= Bernd Erbel =

German diplomat

Bernd Erbel (born 11 December 1947) is a German diplomat and is the former ambassador of the Federal Republic of Germany in Iran (October 2009 – October 2013).

== Early life ==
Bernd Erbel was born on born 11 December 1947 in Simmern im Hunsrück. He traveled to Turkey at age 12 with his father and his two brothers for a summer vacation. At the age of 14, he went to Egypt alone. He started traveling to the Middle East with his father when he was 15 years old. He visited Iran at the same age. when he was 19 years old visited Afghanistan.
During a trip to Turkey at the age of 15, Bernd Erbel met a group of diplomats and learned about the job, the conditions and duties of diplomats. From this age, Erbel was thinking about his diplomatic career and finally chose this profession.

== Education ==
Erbel went to school in Karlsruhe and then studied in Munich. When he was a teenager, visited some Arab countries, first of all, Egypt, where he learned the Arabic language.
After that, He studied Orientalism, which was his favorite field. Then he became a diplomat who knew law and worked in legal and consular affairs.

==Career==
In 1977 Erbel worked at the German embassy in Beirut, Lebanon, followed by a career in Sanaa, Riyadh, and Cairo. From July 2004 until August 2006 he was the German ambassador in Iraq.
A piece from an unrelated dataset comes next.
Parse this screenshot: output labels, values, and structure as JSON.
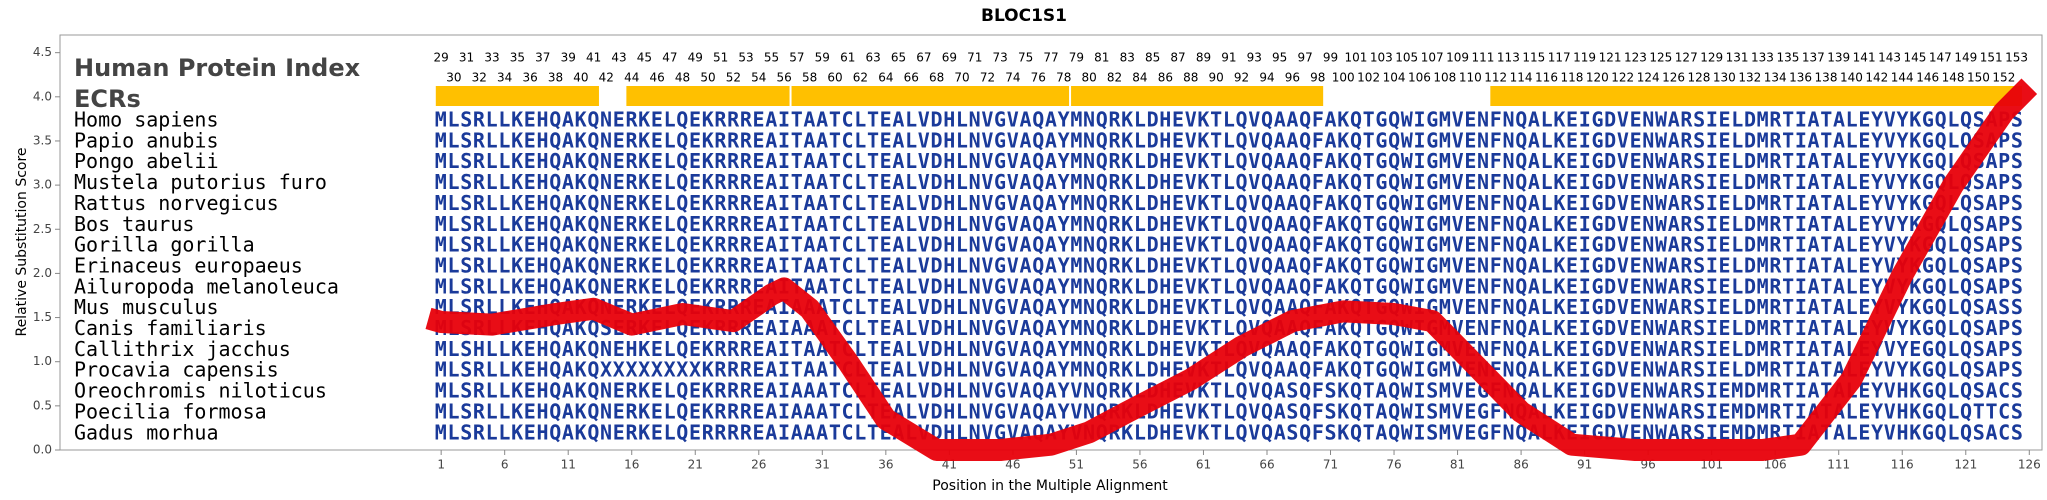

In 2013 Erbel retired and now resides in Germany.

In 2019 Erbel was appointed to the Instrument in Support of Trade Exchanges (INSTEX). Shortly after, Erbel stated that he would not be available for personal reasons to head the organization. His decision followed a report in German tabloid Bild drew attention to a YouTube interview in which he voiced criticism of Israel and its role in the Middle East and showed understanding for Iran's ambitions to develop a ballistic missile program.

==Resign from INSTEX==
In August 2019, he was forced to resign after criticizing Israel. Erbel said during Jebsen's YouTube channel interview that "the Palestinians are the victims of our victims" and "there would be no Palestine problem if the Jewish state was founded in East Prussia".

== His opinion about Middle East ==
He has spent twenty-five years of his working life in the Middle East. According to him, despite many similarities and commonalities, he has witnessed many differences between the countries of the Middle East region. When he moved from Lebanon to Yemen and then went to Egypt and Saudi Arabia, the differences were so great for him that he could not imagine that these countries were in a geographical area.

In his view, many Germans think Iran is like the Arab countries, but it is not, and there are many differences between them. in fact, as there are many differences in the Christian world, this is also the case in the Muslim world.

Since he was the former German ambassador to Iran, he knows Tehran as the "most comfortable and most safer" place for Jews to live in the world.